За столом воцарилось молчание. Как хороша была Харриет, особенно когда исполняла драматические роли!

— Я помню, что проснулась от холода, когда рассвет начал золотить небосвод. Помню едкий запах гари. Было тихо. «Круглоголовые» разрушили наш дом, разрушили нашу жизнь и ушли.

— Господь тому свидетель, — сказал Эдвин, — они расплатятся за все содеянное, когда мы вернемся. Карлотта тихо возразила:

— Насилие и жестокость допускали обе стороны. Когда наступит мир, разумнее всего просто забыть об этих поистине ужасных временах.

Чарльз Конди согласился:

— Если только мы вернемся к старой доброй жизни, то стоит обо всем забыть.

— Прошло уже почти десять лет, — заметил Эдвин.

— Мы начнем жизнь с чистой страницы, — сказала Карлотта.

Чарльз Конди взглянул на нее с улыбкой, и я подумала, что они любят друг друга.

Харриет твердо решила по-прежнему оставаться в центре внимания.

— Мы вернулись к дому… к нашему милому, уютному гнездышку, где я провела всю свою жизнь. Но от дома осталось немногое. Помню, с каким отчаянием я пыталась отыскать своих кукол. Они исчезли. Я смогла найти только кусочек обугленной ленточки… вишневого цвета, которой я подвязывала платье одной из кукол. Я храню ее и по сей день.

«Как так можно, Харриет! — сердито думала я. — Так беззастенчиво лгать при мне!»

Мы, наконец, встретились с ней взглядами. В ее глазах явно читался вызов: «Ну что ж, выдай меня! Расскажи им, что я — ублюдок, дочь бродячего актера и деревенской девчонки, что моя мать была любовницей сквайра и что „круглоголовые“ и близко не подходили к его поместью, где мы жили в качестве нахлебников. Давай, говори!»

Она знала, что сейчас я промолчу, но, когда мы останемся одни, разговора не миновать.

Эдвин наклонился в ее сторону:

— И что же случилось дальше?

— Понятно, что в лесу мы жить не могли. Мы добрались до ближайшей деревни. У нас были кое-какие драгоценности, распродавая которые, нам удалось некоторое время продержаться. В одной из деревушек мы встретили труппу странствующих актеров. Для них тоже настали тяжелые времена, свои представления они могли устраивать только тайком, ведь пуритане уже наложили лапу на страну, и к этому времени, как вы и сами знаете, все развлечения были запрещены. Театры закрылись быстро, но по дорогам все еще бродили актерские труппы. Мы с матерью присоединились к ним, и, знаете, через некоторое время выяснилось, что я обладаю актерским талантом.

— Это меня не удивляет, — вставила я, и она вновь вызывающе улыбнулась мне.

— Я сделала несколько марионеток, показала актерам свое умение обращаться с ними, и они позволили мне участвовать в представлении.

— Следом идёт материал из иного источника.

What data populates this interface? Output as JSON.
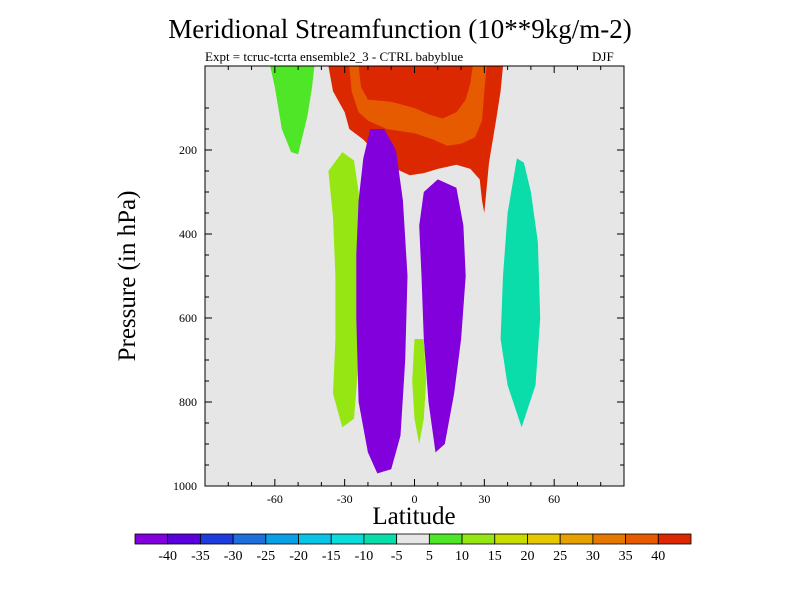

Поначалу мне доверяли только маленькие роли, а потом — и главные. Но дела шли все хуже и хуже. Хотя крестьяне всегда принимали нас с удовольствием, не было никакой уверенности в том, что никто не донесет на нас. Стало слишком опасно, и мы решили перебраться во Францию. Наш корабль потерпел крушение. Моя мать погибла. Я была спасена и попала в дом друзей, где и жила некоторое время.

— Как все это интересно! — воскликнула леди Эверсли. — И кто же эти друзья?

Харриет мгновение колебалась. Она не решалась произнести имя д'Амбервиллей, если все то, что она рассказала мне, было правдой. Как можно быть в чем-то уверенной, имея дело с такой актрисой?